The thyroid, a small, butterfly-shaped gland below your Adam’s apple, pretty much rules your body, says Douglas Husbands, DC, CCN, a clinical nutritionist and chiropractor in San Carlos, California. It regulates your metabolism, explains Husbands, and an underactive thyroid (hypothyroidism) slows everything down—from your pulse and temperature to your energy level and the rate at which you burn calories. An overactive thyroid (hyperthyroidism), on the other hand, revs the body into overdrive.
According to Mary Shomon, author of Living Well With Hypothyroidism, “As many as 59 million Americans have a thyroid condition. Unfortunately, the vast majority do not get diagnosed.”
Hypothyroidism—the more common condition by far—usually crops up in women, people older than 60, and those with a family history of thyroid problems. Worldwide, the most common cause is iodine deficiency, but in the US and other developed countries where people use iodized salt, the principal culprits include autoimmune disorders (in which immune cells attack the thyroid tissue), radiation to treat cancers of the head and neck, and medications such as lithium. The laundry list of potential symptoms includes fatigue, forgetfulness, depression, heavier periods, dry hair and skin, mood swings, weight gain, intolerance to cold, hoarseness, and constipation.

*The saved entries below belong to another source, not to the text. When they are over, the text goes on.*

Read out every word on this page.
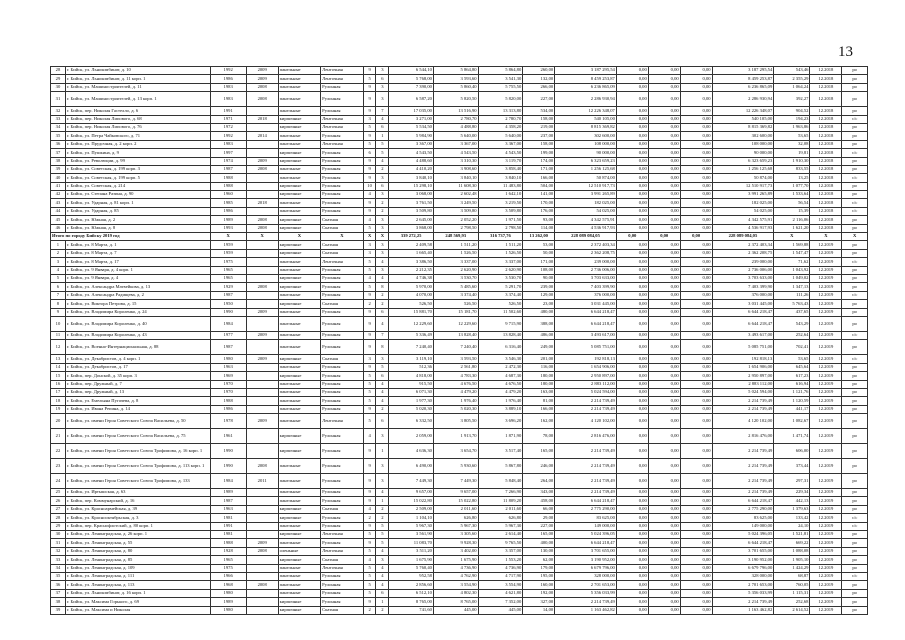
13
28	г. Бийск, ул. Льнокомбинат, д. 10	1992	2009	панельные	Ленточная	9	3	6 544,10	5 864,80	5 864,80	260,00	3 187 295,54	0,00	0,00	0,00	3 187 295,54	543,46	12.2018	ро
29	г. Бийск, ул. Льнокомбинат, д. 11 корп. 1	1986	2009	панельные	Ленточная	5	6	5 768,00	3 593,60	3 541,30	132,00	8 459 253,87	0,00	0,00	0,00	8 459 253,87	2 355,29	12.2018	ро
30	г. Бийск, ул. Машиностроителей, д. 11	1983	2008	панельные	Рулонная	9	3	7 390,00	5 860,40	5 755,50	266,00	6 236 865,09	0,00	0,00	0,00	6 236 865,09	1 064,24	12.2018	ро
31	г. Бийск, ул. Машиностроителей, д. 13 корп. 1	1983	2008	панельные	Рулонная	9	3	6 587,20	5 820,50	5 820,00	227,00	2 286 930,94	0,00	0,00	0,00	2 286 930,94	392,27	12.2018	ро
32	г. Бийск, пер. Николая Гастелло, д. 6	1991		панельные	Рулонная	9	7	17 035,00	13 516,90	13 313,80	534,00	12 226 348,07	0,00	0,00	0,00	12 226 348,07	904,52	12.2018	ро
33	г. Бийск, пер. Николая Липового, д. 68	1971	2018	кирпичные	Ленточная	3	4	3 271,00	2 780,70	2 780,70	158,00	540 105,00	0,00	0,00	0,00	540 105,00	194,23	12.2018	с/с
34	г. Бийск, пер. Николая Липового, д. 76	1972		кирпичные	Ленточная	5	6	5 534,50	4 488,80	4 358,20	219,00	8 815 369,82	0,00	0,00	0,00	8 815 369,82	1 963,86	12.2018	ро
35	г. Бийск, ул. Петра Чайковского, д. 71	1992	2014	панельные	Рулонная	9	1	5 984,90	5 640,00	5 640,00	237,00	302 600,00	0,00	0,00	0,00	302 600,00	53,65	12.2018	ро
36	г. Бийск, ул. Прудочная, д. 2 корп. 2	1983		панельные	Ленточная	5	5	3 367,00	3 367,00	3 367,00	158,00	108 000,00	0,00	0,00	0,00	108 000,00	32,08	12.2018	ро
37	г. Бийск, ул. Пушкина, д. 9	1997		кирпичные	Рулонная	6	5	4 543,50	4 543,50	4 543,50	199,00	90 000,00	0,00	0,00	0,00	90 000,00	19,81	12.2018	с/с
38	г. Бийск, ул. Революции, д. 99	1974	2009	кирпичные	Рулонная	9	4	4 488,60	3 310,30	3 119,70	174,00	6 323 659,23	0,00	0,00	0,00	6 323 659,23	1 910,30	12.2018	ро
39	г. Бийск, ул. Советская, д. 199 корп. 3	1987	2008	панельные	Рулонная	9	2	4 410,20	3 908,60	3 858,40	171,00	1 256 125,68	0,00	0,00	0,00	1 256 125,68	833,55	12.2018	ро
40	г. Бийск, ул. Советская, д. 199 корп. 5	1988		панельные	Рулонная	9	3	3 840,10	3 840,10	3 840,10	166,00	50 874,00	0,00	0,00	0,00	50 874,00	13,25	12.2018	с/с
41	г. Бийск, ул. Советская, д. 214	1988		кирпичные	Рулонная	10	6	15 298,10	11 608,30	11 483,80	504,00	12 510 917,73	0,00	0,00	0,00	12 510 917,73	1 077,70	12.2018	ро
42	г. Бийск, ул. Степана Разина, д. 90	1960		кирпичные	Рулонная	4	3	3 068,00	2 602,48	1 642,10	141,00	3 991 265,89	0,00	0,00	0,00	3 991 265,89	1 533,64	12.2018	ро
43	г. Бийск, ул. Ударная, д. 81 корп. 1	1985	2018	панельные	Рулонная	9	2	3 761,50	3 249,50	3 219,50	170,00	182 025,00	0,00	0,00	0,00	182 025,00	56,54	12.2018	с/с
44	г. Бийск, ул. Ударная, д. 85	1986		панельные	Рулонная	9	2	3 509,80	3 509,80	3 509,80	176,00	54 025,00	0,00	0,00	0,00	54 025,00	15,39	12.2018	с/с
45	г. Бийск, ул. Южная, д. 2	1989	2008	кирпичные	Скатная	4	3	2 645,00	2 052,20	1 971,50	93,00	4 342 575,91	0,00	0,00	0,00	4 342 575,91	2 116,06	12.2018	ро
46	г. Бийск, ул. Южная, д. 8	1993	2008	кирпичные	Скатная	5	3	3 868,00	2 798,50	2 798,50	114,00	4 536 917,93	0,00	0,00	0,00	4 536 917,93	1 621,20	12.2018	ро
Итого по городу Бийску 2019 год		Х	Х	Х	Х	Х	Х	339 272,25	248 569,93	316 737,76	13 262,00	228 089 084,05	0,00	0,00	0,00	228 089 084,05	Х	Х	Х
1	г. Бийск, ул. 8 Марта, д. 1	1959		кирпичные	Скатная	3	3	2 409,58	1 511,20	1 511,20	53,00	2 372 403,34	0,00	0,00	0,00	2 372 403,34	1 569,88	12.2019	ро
2	г. Бийск, ул. 8 Марта, д. 7	1959		кирпичные	Скатная	3	3	1 665,40	1 526,50	1 526,50	50,00	2 362 208,75	0,00	0,00	0,00	2 362 208,75	1 547,47	12.2019	ро
3	г. Бийск, ул. 8 Марта, д. 17	1975		панельные	Ленточная	5	4	3 386,50	3 337,00	3 337,00	171,00	239 000,00	0,00	0,00	0,00	239 000,00	71,62	12.2019	с/с
4	г. Бийск, ул. 9 Января, д. 4 корп. 1	1965		панельные	Рулонная	5	3	2 212,35	2 620,90	2 620,90	108,00	2 736 006,00	0,00	0,00	0,00	2 736 006,00	1 043,92	12.2019	ро
5	г. Бийск, ул. 9 Января, д. 4	1965		кирпичные	Рулонная	4	4	4 746,38	3 530,70	3 530,70	90,00	3 703 633,00	0,00	0,00	0,00	3 703 633,00	1 049,02	12.2019	ро
6	г. Бийск, ул. Александра Матвейкова, д. 13	1929	2008	кирпичные	Рулонная	5	8	5 970,00	5 485,60	5 291,70	239,00	7 403 399,90	0,00	0,00	0,00	7 403 399,90	1 347,13	12.2019	ро
7	г. Бийск, ул. Александра Радищева, д. 2	1987		панельные	Рулонная	9	2	4 070,00	3 374,40	3 374,40	129,00	376 000,00	0,00	0,00	0,00	376 000,00	111,26	12.2019	с/с
8	г. Бийск, ул. Виктора Петрова, д. 15	1950		кирпичные	Скатная	2	2	526,50	526,50	526,50	23,00	3 031 445,00	0,00	0,00	0,00	3 031 445,00	5 763,43	12.2019	ро
9	г. Бийск, ул. Владимира Короленко, д. 24	1990	2009	панельные	Рулонная	9	6	15 881,70	15 181,70	11 502,60	480,00	6 644 218,47	0,00	0,00	0,00	6 644 218,47	437,65	12.2019	ро
10	г. Бийск, ул. Владимира Короленко, д. 40	1984		панельные	Рулонная	9	4	12 229,60	12 229,60	9 715,90	388,00	6 644 218,47	0,00	0,00	0,00	6 644 218,47	543,29	12.2019	ро
11	г. Бийск, ул. Владимира Короленко, д. 43	1977	2009	панельные	Рулонная	9	7	5 336,49	13 828,40	13 828,40	486,00	3 493 617,00	0,00	0,00	0,00	3 493 617,00	252,64	12.2019	с/с
12	г. Бийск, ул. Военно-Интернациональная, д. 88	1987		панельные	Рулонная	9	8	7 240,40	7 240,40	6 316,40	249,00	5 085 751,00	0,00	0,00	0,00	5 085 751,00	702,41	12.2019	ро
13	г. Бийск, ул. Декабристов, д. 4 корп. 1	1980	2009	кирпичные	Скатная	3	3	3 119,10	3 593,50	3 546,30	201,00	192 818,13	0,00	0,00	0,00	192 818,13	53,65	12.2019	с/с
14	г. Бийск, ул. Декабристов, д. 17	1963		панельные	Рулонная	9	5	512,36	2 561,80	2 472,30	116,00	1 654 906,00	0,00	0,00	0,00	1 654 906,00	645,64	12.2019	ро
15	г. Бийск, пер. Донской, д. 35 корп. 3	1969		кирпичные	Рулонная	5	6	4 818,00	4 783,30	4 687,30	180,00	2 950 897,00	0,00	0,00	0,00	2 950 897,00	617,23	12.2019	ро
16	г. Бийск, пер. Дружный, д. 7	1970		панельные	Рулонная	5	4	915,50	4 676,50	4 676,50	180,00	2 883 112,00	0,00	0,00	0,00	2 883 112,00	616,94	12.2019	ро
17	г. Бийск, пер. Дружный, д. 13	1970		панельные	Рулонная	5	4	6 071,30	4 479,20	4 479,20	163,00	5 024 594,00	0,00	0,00	0,00	5 024 594,00	1 121,76	12.2019	ро
18	г. Бийск, ул. Емельяна Пугачева, д. 8	1988		панельные	Рулонная	5	4	1 977,30	1 976,40	1 976,40	81,00	2 214 739,49	0,00	0,00	0,00	2 214 739,49	1 120,59	12.2019	ро
19	г. Бийск, ул. Ивана Репина, д. 14	1986		панельные	Рулонная	9	2	5 020,30	5 020,30	3 889,10	166,00	2 214 739,49	0,00	0,00	0,00	2 214 739,49	441,17	12.2019	ро
20	г. Бийск, ул. имени Героя Советского Союза Васильева, д. 50	1978	2009	панельные	Ленточная	5	6	6 332,50	3 805,50	3 696,20	162,00	4 120 102,00	0,00	0,00	0,00	4 120 102,00	1 082,67	12.2019	ро
21	г. Бийск, ул. имени Героя Советского Союза Васильева, д. 75	1961		кирпичные	Рулонная	4	3	2 059,00	1 913,70	1 871,90	78,00	2 816 476,00	0,00	0,00	0,00	2 816 476,00	1 471,74	12.2019	ро
22	г. Бийск, ул. имени Героя Советского Союза Трофимова, д. 16 корп. 1	1990		кирпичные	Рулонная	9	1	4 636,30	3 654,70	3 517,40	165,00	2 214 739,49	0,00	0,00	0,00	2 214 739,49	606,00	12.2019	ро
23	г. Бийск, ул. имени Героя Советского Союза Трофимова, д. 113 корп. 1	1990	2008	панельные	Рулонная	9	3	6 490,00	5 930,60	5 867,80	246,00	2 214 739,49	0,00	0,00	0,00	2 214 739,49	373,44	12.2019	ро
24	г. Бийск, ул. имени Героя Советского Союза Трофимова, д. 133	1984	2011	панельные	Рулонная	9	3	7 449,30	7 449,30	5 848,40	264,00	2 214 739,49	0,00	0,00	0,00	2 214 739,49	297,31	12.2019	ро
25	г. Бийск, ул. Иртышская, д. 63	1989		панельные	Рулонная	9	4	9 657,00	9 657,00	7 266,90	343,00	2 214 739,49	0,00	0,00	0,00	2 214 739,49	229,34	12.2019	ро
26	г. Бийск, пер. Коммунарский, д. 16	1987		панельные	Рулонная	9	1	15 022,80	15 022,80	11 809,20	458,00	6 644 218,47	0,00	0,00	0,00	6 644 218,47	442,13	12.2019	ро
27	г. Бийск, ул. Красноармейская, д. 39	1963		кирпичные	Скатная	4	2	2 509,00	2 011,60	2 011,60	66,00	2 775 290,00	0,00	0,00	0,00	2 775 290,00	1 379,63	12.2019	ро
28	г. Бийск, ул. Краснооктябрьская, д. 3	1981		кирпичные	Рулонная	2	2	1 104,10	626,80	626,80	29,00	83 625,00	0,00	0,00	0,00	83 625,00	133,42	12.2019	с/с
29	г. Бийск, пер. Краснофлотский, д. 80 корп. 1	1991		панельные	Рулонная	9	5	5 967,30	5 967,30	5 967,30	227,00	149 000,00	0,00	0,00	0,00	149 000,00	24,10	12.2019	с/с
30	г. Бийск, ул. Ленинградская, д. 26 корп. 1	1981		кирпичные	Ленточная	5	5	3 561,90	3 305,60	2 614,40	165,00	5 024 396,05	0,00	0,00	0,00	5 024 396,05	1 521,81	12.2019	ро
31	г. Бийск, ул. Ленинградская, д. 55	1988	2009	панельные	Рулонная	9	5	11 083,70	9 928,30	9 765,50	400,00	6 644 218,47	0,00	0,00	0,00	6 644 218,47	669,22	12.2019	ро
32	г. Бийск, ул. Ленинградская, д. 80	1928	2008	оленьные	Ленточная	5	4	3 511,20	3 402,00	3 357,00	130,00	3 701 655,00	0,00	0,00	0,00	3 701 655,00	1 088,08	12.2019	ро
33	г. Бийск, ул. Ленинградская, д. 85	1965		кирпичные	Скатная	4	3	1 675,90	1 675,90	1 553,20	62,00	3 190 952,00	0,00	0,00	0,00	3 190 952,00	1 905,10	12.2019	ро
34	г. Бийск, ул. Ленинградская, д. 109	1975		панельные	Ленточная	5	4	5 760,40	4 736,90	4 736,90	179,00	6 679 796,00	0,00	0,00	0,00	6 679 796,00	1 424,29	12.2019	ро
35	г. Бийск, ул. Ленинградская, д. 111	1966		панельные	Рулонная	5	4	952,58	4 762,90	4 717,90	195,00	328 000,00	0,00	0,00	0,00	328 000,00	68,87	12.2019	с/с
36	г. Бийск, ул. Ленинградская, д. 113	1968	2008	панельные	Рулонная	5	4	2 856,60	3 554,90	3 554,90	160,00	2 701 653,00	0,00	0,00	0,00	2 701 653,00	760,05	12.2019	ро
37	г. Бийск, ул. Льнокомбинат, д. 16 корп. 1	1980		панельные	Рулонная	5	6	6 512,10	4 802,30	4 621,80	192,00	5 356 033,99	0,00	0,00	0,00	5 356 033,99	1 115,31	12.2019	ро
38	г. Бийск, ул. Максима Горького, д. 69	1989		кирпичные	Рулонная	9	1	8 765,00	8 765,00	7 352,00	327,00	2 214 739,49	0,00	0,00	0,00	2 214 739,49	252,68	12.2019	ро
39	г. Бийск, ул. Максима и Николая	1980		кирпичные	Скатная	2	2	741,60	445,00	445,00	14,00	1 163 462,82	0,00	0,00	0,00	1 163 462,82	2 614,52	12.2019	ро
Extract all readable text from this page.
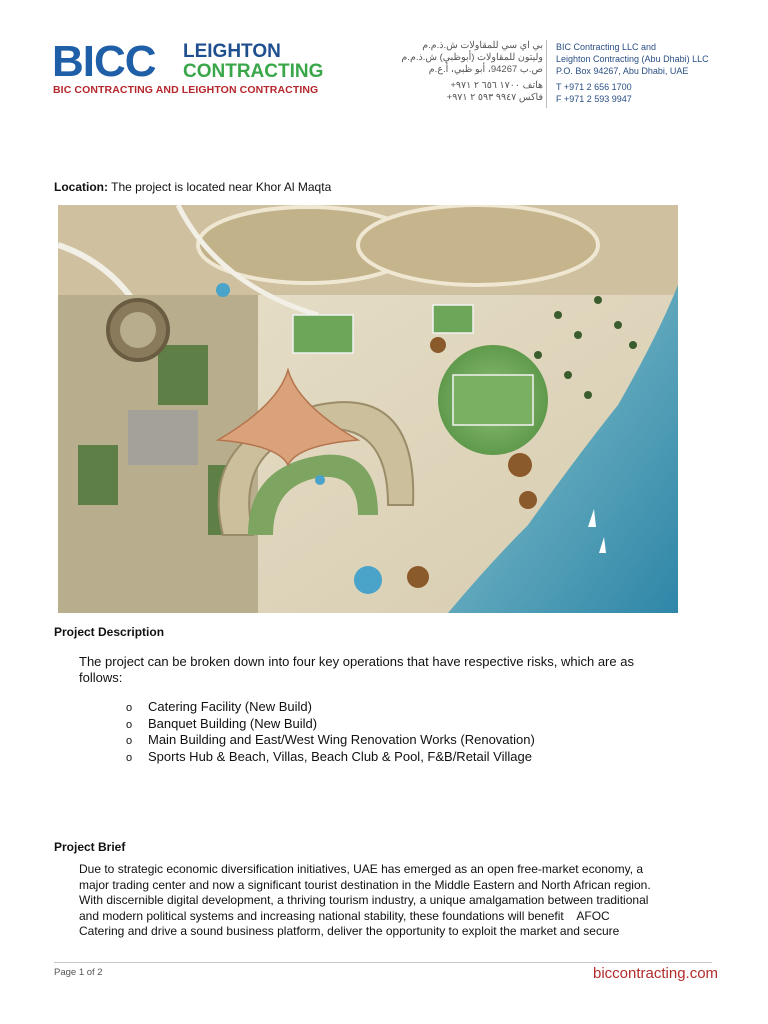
BICC LEIGHTON
CONTRACTING
BIC CONTRACTING AND LEIGHTON CONTRACTING
بي اي سي للمقاولات ش.ذ.م.م
وليتون للمقاولات (أبوظبي) ش.ذ.م.م
ص.ب 94267، أبو ظبي، أ.ع.م
هاتف ١٧٠٠ ٦٥٦ ٢ ٩٧١+
فاكس ٩٩٤٧ ٥٩٣ ٢ ٩٧١+
BIC Contracting LLC and
Leighton Contracting (Abu Dhabi) LLC
P.O. Box 94267, Abu Dhabi, UAE
T +971 2 656 1700
F +971 2 593 9947
Location: The project is located near Khor Al Maqta
Project Description
The project can be broken down into four key operations that have respective risks, which are as
follows:
o Catering Facility (New Build)
o Banquet Building (New Build)
o Main Building and East/West Wing Renovation Works (Renovation)
o Sports Hub & Beach, Villas, Beach Club & Pool, F&B/Retail Village
Project Brief
Due to strategic economic diversification initiatives, UAE has emerged as an open free-market economy, a
major trading center and now a significant tourist destination in the Middle Eastern and North African region.
With discernible digital development, a thriving tourism industry, a unique amalgamation between traditional
and modern political systems and increasing national stability, these foundations will benefit    AFOC
Catering and drive a sound business platform, deliver the opportunity to exploit the market and secure
Page 1 of 2	biccontracting.com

If you have a number of these symptoms, you should think about having your thyroid hormone (thyroxine or T4) and thyroid-stimulating hormone (TSH) levels tested. Depending on the results, you may need to take daily synthetic hormones. But you can also complement hormone therapy with the following key nutrients, all of which are necessary for healthy thyroid function. Even if you have normal levels, these essential vitamins and minerals can help keep your thyroid running smoothly.
Selenium. Before thyroid hormones can do their job, your body must convert them into an active form. This requires the mineral selenium. Husbands recommends that you supplement with 200 mcg of selenium (he prefers selenium methionine) daily to promote thyroid health. You can get the same amount from one big handful of Brazil nuts, which are by far, the best food source of the mineral.
Zinc. You also need an adequate amount of zinc for your thyroid hormones to function correctly, notes Shomon. In a small clinical study last year, researchers at the University of Massachusetts found that the thyroid hormone levels in zinc-deficient women improved significantly after four months of treatment with a 26.4 mg daily dose of zinc. Although further research is needed, Shomon suggests taking 10 mg of zinc a day; and because zinc can block copper absorption, be sure to take 1 to 2 mg of copper daily as well.
L-tyrosine. Too little L-tyrosine, a critical amino acid, limits the amount of thyroid hormones the body can make, so taking L-tyrosine supplements can kick start a sluggish thyroid, Shomon says. She notes, however, that “L-tyrosine supplements can be too stimulating for some people,” giving them the “jitters” and causing insomnia. Start with 200 mg or less a day and work up to 500 mg if you tolerate it well.
Iodine. Essential for many bodily functions, iodine also plays a role in the production of thyroid hormones. “But it’s tricky,” says Shomon, “because while iodine deficiency is a major risk factor for hypothyroidism, too much iodine can aggravate the thyroid and worsen existing conditions.” You need at least 150 mcg of iodine a day, most of which you can get through salt. That amount should be a cinch—the average American consumes four times this much. However, if you use non-iodized salt, you need to get iodine from other sources, such as seafood, seaweed, dairy, and eggs. If you eat any of these foods, you shouldn’t need to supplement. Problems from too much iodine arise when you take several milligrams daily.